Taking and analysing a brain scan is no simple feat. A typical magnetic resonance imaging (MRI), electroencephalography (EEG) or magnetoencephalography (MEG) brain scan require hundreds of images on average – and by themselves, these images are not of sufficient quality or resolution. Technicians need to manually regularize them in a process that can take up to 48 hours.
Enter artificial intelligence: Researchers are exploring ways of using machine learning to shorten and improve this process. Researchers from Carnegie Mellon University, led by Bin He (Professor of Biomedical Engineering), have developed an AI-based technology to improve the quality of brain scans with minimal human intervention. These trained deep neural networks promise to both capture images accurately and also reliably reconstruct the location, extent, and temporal dynamics of the brain.
“We first train deep neural networks with a large number of training sets, and once the training is completed dynamic brain imaging can be obtained by feeding collected EEG data to the network,” said He, who has been working on non-invasive brain imaging technologies for over a decade.
Technologies like functional MRI, EEG and MEG work by converting electromagnetic waves into images, allowing us to peer into the brain or other organs. These are widely used to study the function and development of brain cells, as well as to spot abnormalities or signs and symptoms of conditions like epilepsy, Parkinson’s Disease or Alzheimer’s.
Professor He added that this AI-based system removes the need for manual corrections to the EEG scans, and even outperforms current techniques to do this, improving efficiency and the speed of diagnosis, the team behind the project claims.

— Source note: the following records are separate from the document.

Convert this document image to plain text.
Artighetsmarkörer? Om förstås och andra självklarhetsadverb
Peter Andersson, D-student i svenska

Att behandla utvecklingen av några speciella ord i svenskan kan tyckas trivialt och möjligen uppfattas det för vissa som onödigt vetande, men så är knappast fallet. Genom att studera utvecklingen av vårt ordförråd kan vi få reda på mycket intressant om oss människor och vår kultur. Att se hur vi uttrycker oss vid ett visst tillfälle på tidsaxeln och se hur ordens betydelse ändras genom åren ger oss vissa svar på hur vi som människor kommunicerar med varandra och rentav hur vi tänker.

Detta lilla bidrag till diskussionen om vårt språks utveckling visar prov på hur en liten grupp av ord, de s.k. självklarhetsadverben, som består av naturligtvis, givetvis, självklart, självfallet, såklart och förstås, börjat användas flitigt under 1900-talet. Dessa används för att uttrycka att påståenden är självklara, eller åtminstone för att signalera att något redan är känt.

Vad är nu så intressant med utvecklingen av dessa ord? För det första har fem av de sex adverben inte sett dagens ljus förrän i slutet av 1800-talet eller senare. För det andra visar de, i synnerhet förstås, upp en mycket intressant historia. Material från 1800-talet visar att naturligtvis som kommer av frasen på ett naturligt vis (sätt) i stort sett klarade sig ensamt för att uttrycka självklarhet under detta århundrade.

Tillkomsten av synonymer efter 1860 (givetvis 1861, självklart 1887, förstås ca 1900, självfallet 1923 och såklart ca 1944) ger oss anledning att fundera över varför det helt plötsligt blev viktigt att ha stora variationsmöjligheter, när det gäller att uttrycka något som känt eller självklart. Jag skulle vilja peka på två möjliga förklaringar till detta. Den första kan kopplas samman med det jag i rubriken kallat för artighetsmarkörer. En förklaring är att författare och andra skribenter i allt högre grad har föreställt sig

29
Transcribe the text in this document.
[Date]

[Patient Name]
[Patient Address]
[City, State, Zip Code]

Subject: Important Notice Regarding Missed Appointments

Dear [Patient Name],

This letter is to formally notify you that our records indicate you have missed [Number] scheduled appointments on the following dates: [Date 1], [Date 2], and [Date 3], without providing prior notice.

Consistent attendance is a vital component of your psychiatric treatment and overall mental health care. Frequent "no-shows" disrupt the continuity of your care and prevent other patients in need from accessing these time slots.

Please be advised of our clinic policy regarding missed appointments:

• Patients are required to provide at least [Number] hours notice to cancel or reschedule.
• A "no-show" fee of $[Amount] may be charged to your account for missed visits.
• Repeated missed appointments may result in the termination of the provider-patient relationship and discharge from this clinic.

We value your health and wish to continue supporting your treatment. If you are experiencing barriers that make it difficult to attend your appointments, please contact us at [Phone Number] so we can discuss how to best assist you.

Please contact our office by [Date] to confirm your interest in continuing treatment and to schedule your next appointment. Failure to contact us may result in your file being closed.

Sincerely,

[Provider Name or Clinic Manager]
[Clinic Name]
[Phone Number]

The tech has particular application for EEG imaging. The pursuit of EEG imaging involves translating scalp EEG data through signal processing and machine learning to provide images of brain activity over time. Although EEG imaging is typically faster and less expensive, choosing and fine-tuning recording-specific images requires specialised knowledge and skills from the user.
A pilot study
The technology that He’s group has developed was tested on 20 drug-resistant epilepsy patients. Using the AI-based system helped avoid using an invasive intracranial EEG, while also providing scans with better resolution, image quality and brain coverage.
The research team further emphasizes that the technology may be used to aid planning of surgical treatment or neuromodulation treatment of drug-resistant epilepsy patients. It may also be applied for precision diagnosis and treatment guidance of various neurological disorders such as pain, depression and stroke.
Dynamic brain imaging by means of deep neural networks and brain models can be extended for other diagnostics procedures as well.
These deep neural networks programme aims to make spatiotemporal dynamic human brain imaging a widely used technique, assisting in the clinical diagnosis and management of a range of neurological and mental illnesses.
The potential for AI in medical imaging is huge: A recent report by Frost & Sullivan estimated that integrating AI in medical imaging diagnostics as well as in hospital workflows could cut treatment costs by as much as 50% while also improving the treatment outcome by 30-40%.